OK, the updated PyTorch 1.7 wheel that fixes the bug above has been uploaded to here:

The patch used for this is here: PyTorch patch for building on JetPack >= 4.4 · GitHub

It appears the fix is already made in PyTorch master, so future releases after PyTorch 1.7.1 should not need this manually patched.

Thank you for the build! I thought the build was officially from nvidia. I did not mean blaming you @dusty_nv. I am sorry. In fact I do appreciate your contribution. Wishing you a very merry christmas!

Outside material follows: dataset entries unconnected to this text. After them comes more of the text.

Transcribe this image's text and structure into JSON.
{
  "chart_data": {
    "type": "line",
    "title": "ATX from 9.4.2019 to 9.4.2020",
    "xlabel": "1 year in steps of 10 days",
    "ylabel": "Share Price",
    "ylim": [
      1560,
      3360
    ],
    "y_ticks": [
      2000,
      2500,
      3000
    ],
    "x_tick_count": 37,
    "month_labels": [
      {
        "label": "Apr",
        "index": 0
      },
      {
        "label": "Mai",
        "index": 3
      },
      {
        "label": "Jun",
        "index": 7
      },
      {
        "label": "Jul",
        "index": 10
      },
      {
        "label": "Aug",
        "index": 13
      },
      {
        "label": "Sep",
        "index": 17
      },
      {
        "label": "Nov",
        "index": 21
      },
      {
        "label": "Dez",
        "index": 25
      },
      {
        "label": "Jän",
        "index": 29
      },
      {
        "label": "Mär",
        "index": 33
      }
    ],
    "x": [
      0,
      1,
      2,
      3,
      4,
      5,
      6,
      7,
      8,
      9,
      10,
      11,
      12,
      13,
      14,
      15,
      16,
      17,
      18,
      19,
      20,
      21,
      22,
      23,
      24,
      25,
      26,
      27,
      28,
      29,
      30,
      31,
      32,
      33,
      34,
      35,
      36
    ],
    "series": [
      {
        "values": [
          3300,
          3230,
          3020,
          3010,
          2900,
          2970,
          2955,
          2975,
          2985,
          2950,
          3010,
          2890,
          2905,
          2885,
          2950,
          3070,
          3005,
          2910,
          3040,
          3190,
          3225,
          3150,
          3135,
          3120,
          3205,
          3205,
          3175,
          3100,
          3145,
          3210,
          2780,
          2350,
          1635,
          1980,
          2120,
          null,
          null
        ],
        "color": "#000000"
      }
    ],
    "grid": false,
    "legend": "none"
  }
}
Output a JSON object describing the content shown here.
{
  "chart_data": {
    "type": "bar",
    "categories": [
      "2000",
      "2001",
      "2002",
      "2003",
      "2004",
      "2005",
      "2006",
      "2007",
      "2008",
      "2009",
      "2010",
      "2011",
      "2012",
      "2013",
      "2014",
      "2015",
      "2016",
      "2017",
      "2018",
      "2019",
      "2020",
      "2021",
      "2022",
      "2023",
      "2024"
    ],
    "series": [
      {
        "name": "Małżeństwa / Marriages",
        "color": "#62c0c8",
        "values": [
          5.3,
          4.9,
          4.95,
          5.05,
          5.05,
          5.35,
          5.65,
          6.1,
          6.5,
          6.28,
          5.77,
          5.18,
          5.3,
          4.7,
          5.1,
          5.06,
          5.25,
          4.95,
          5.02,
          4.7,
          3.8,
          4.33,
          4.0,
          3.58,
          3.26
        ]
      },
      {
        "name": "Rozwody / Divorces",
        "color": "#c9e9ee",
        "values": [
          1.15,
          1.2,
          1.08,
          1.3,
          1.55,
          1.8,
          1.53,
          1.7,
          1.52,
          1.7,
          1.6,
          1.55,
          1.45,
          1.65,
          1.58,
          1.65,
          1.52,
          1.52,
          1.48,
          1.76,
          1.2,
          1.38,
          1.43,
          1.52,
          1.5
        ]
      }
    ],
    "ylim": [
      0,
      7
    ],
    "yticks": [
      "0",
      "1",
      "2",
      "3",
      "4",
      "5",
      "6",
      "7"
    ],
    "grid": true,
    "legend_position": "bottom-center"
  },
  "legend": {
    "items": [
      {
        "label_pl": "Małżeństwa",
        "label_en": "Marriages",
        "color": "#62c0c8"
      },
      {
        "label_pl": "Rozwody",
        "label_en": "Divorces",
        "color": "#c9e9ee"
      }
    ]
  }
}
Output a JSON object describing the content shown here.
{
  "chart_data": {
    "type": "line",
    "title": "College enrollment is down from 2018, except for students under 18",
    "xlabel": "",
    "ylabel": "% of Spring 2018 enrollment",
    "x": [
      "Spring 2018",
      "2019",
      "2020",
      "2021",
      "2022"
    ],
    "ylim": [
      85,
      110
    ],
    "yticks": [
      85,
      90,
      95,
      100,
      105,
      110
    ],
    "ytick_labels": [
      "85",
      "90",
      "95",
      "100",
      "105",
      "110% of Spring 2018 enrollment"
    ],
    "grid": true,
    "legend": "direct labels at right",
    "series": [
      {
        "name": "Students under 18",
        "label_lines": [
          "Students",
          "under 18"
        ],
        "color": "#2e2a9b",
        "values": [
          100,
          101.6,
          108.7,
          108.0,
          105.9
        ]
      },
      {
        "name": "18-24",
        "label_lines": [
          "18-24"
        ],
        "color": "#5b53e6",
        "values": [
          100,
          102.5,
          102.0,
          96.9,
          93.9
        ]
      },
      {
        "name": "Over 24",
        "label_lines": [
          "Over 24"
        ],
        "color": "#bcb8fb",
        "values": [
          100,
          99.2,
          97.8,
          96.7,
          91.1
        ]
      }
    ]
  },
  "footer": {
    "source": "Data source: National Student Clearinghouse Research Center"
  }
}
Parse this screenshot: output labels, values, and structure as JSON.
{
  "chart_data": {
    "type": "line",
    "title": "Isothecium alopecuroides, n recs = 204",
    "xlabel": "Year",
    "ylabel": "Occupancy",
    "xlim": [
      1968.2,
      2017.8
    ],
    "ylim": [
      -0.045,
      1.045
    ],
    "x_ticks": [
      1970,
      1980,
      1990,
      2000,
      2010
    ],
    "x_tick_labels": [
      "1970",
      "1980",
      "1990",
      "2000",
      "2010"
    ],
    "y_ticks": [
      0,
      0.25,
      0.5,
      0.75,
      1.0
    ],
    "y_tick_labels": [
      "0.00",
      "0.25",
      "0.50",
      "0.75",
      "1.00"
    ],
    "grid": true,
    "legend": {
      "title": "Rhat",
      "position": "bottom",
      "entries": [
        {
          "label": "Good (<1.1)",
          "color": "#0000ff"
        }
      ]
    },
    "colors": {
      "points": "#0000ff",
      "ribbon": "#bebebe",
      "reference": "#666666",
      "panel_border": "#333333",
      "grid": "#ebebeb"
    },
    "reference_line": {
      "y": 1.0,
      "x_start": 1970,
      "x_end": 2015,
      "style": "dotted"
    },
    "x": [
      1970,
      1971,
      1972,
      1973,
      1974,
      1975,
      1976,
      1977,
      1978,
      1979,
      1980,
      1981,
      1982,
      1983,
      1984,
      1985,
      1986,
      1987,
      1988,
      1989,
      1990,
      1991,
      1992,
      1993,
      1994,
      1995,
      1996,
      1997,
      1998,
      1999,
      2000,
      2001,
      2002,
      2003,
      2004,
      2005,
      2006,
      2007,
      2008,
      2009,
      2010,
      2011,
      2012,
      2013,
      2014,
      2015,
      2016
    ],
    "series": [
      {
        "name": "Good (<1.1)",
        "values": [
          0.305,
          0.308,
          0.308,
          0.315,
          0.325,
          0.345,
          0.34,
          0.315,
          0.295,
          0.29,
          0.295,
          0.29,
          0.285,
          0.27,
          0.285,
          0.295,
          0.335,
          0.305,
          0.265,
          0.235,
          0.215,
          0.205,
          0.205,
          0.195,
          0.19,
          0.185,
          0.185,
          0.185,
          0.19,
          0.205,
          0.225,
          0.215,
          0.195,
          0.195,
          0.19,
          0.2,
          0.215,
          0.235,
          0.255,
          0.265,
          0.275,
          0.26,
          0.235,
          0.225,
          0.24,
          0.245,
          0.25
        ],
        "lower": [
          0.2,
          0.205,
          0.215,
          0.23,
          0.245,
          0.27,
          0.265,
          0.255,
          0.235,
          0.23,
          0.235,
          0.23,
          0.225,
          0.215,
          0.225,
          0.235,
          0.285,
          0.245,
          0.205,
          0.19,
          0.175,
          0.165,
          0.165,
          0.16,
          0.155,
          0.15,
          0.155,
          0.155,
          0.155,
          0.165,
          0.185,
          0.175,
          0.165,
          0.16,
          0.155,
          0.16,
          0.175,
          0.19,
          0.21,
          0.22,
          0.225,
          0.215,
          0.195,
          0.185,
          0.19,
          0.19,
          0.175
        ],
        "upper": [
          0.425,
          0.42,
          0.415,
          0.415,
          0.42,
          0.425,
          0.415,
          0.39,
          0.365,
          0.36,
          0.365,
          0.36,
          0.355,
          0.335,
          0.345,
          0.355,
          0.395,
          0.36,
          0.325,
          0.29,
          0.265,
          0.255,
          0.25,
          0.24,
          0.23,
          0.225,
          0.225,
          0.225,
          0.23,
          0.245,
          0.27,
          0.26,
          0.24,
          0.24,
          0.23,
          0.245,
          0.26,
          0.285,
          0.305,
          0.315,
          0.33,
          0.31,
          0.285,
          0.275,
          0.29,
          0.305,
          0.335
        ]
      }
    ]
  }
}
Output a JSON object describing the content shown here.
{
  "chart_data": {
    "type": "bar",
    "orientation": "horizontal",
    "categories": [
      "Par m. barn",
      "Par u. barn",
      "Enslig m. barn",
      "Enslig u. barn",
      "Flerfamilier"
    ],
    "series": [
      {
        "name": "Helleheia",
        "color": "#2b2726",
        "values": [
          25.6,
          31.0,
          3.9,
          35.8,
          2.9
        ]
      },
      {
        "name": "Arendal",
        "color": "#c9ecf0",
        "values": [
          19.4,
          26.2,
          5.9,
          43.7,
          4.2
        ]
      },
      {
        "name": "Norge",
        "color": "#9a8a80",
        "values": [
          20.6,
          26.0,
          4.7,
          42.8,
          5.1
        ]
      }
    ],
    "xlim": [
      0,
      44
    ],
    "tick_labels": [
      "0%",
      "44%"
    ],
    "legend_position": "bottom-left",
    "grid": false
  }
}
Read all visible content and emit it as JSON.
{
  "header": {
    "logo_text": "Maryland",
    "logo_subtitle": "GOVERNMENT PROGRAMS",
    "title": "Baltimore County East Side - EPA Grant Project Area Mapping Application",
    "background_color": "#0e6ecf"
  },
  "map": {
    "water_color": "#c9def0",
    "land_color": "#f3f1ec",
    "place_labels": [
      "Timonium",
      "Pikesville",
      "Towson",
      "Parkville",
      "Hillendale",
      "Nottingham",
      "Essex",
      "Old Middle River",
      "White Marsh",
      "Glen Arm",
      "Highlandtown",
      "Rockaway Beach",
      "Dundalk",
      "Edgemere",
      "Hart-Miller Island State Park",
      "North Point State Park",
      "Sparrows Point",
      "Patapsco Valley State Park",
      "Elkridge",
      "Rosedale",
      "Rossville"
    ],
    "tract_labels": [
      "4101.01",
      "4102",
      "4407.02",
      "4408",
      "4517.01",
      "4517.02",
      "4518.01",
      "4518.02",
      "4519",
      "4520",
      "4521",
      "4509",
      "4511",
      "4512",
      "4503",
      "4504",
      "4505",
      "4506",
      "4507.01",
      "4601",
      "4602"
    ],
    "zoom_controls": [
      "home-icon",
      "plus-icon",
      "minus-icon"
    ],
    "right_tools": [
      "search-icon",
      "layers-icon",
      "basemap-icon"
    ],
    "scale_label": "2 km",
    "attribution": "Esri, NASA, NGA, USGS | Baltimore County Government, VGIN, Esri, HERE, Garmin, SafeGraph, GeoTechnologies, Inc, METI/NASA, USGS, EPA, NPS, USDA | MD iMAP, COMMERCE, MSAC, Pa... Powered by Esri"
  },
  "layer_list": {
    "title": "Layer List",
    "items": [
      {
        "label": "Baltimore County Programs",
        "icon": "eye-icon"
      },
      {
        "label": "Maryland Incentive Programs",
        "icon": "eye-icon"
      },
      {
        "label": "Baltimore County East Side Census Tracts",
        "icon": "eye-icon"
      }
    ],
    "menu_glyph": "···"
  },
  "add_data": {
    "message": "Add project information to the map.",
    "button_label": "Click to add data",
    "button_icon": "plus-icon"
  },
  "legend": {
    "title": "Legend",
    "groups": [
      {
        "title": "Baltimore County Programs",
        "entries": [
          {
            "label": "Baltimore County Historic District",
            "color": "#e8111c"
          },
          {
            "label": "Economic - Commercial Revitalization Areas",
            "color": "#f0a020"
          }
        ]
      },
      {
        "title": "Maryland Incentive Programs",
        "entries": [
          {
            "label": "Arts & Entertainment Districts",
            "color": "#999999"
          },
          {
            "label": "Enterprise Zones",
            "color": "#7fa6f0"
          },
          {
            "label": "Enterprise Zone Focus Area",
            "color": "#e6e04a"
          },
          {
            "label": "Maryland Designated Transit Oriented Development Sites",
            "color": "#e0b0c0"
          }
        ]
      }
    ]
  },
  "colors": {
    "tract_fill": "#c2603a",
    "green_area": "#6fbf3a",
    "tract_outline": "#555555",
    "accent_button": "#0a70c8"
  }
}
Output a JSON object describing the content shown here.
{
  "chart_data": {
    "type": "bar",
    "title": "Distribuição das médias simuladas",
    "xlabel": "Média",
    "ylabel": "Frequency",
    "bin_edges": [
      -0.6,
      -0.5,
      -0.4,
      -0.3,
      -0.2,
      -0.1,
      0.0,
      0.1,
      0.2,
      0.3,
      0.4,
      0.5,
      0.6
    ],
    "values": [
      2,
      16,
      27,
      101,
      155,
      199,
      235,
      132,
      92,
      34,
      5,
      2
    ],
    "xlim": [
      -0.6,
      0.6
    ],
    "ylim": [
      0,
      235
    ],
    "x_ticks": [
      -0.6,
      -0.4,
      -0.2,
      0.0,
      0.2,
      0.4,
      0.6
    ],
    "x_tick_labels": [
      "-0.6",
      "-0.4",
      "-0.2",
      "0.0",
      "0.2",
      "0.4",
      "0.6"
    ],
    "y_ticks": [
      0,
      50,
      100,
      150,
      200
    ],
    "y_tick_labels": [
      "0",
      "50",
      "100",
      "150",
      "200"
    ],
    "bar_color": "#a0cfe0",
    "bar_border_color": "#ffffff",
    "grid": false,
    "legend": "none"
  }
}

No worries, it appears that testing of the ARM CPU vectorized tensor operations fell through the cracks of both the PyTorch/ATen maintainers and myself. For future releases I will be sure to test CPU ops as well. My testing to date has consisted of running a bunch of models through torchvision and making sure their inferencing accuracy is close to the published accuracy (script here) - that was using CUDA though.

Wish you and your family a wonderful holiday as well!

1 Like

Has anyone here managed to build Pytorch with MAGMA? I did that and encountered a strange performance issue. Consider the following code:

import torch

A = torch.tensor([[1.0, 2.0], [3.0, 4.0]])
B = torch.tensor([[1.0, 2.0], [3.0, 4.0]])

A = A.cuda()
B = B.cuda()

torch.solve(B, A)

When I first installed Pytorch + MAGMA, the above code took 13 minutes to finish. Throughout the time the GPU was idle and one CPU core was running at 100%. After running it once, the next time I run it, the time drops to a normal level (a few seconds).

The above issue can be reproduced in a docker container. Whenever I restart the docker container, the above code took 13min. After that, it takes only a few seconds to run.

Again, this issue is specific to Jetson – it doesn’t happen to the desktop version of Pytorch.

Any idea why?

David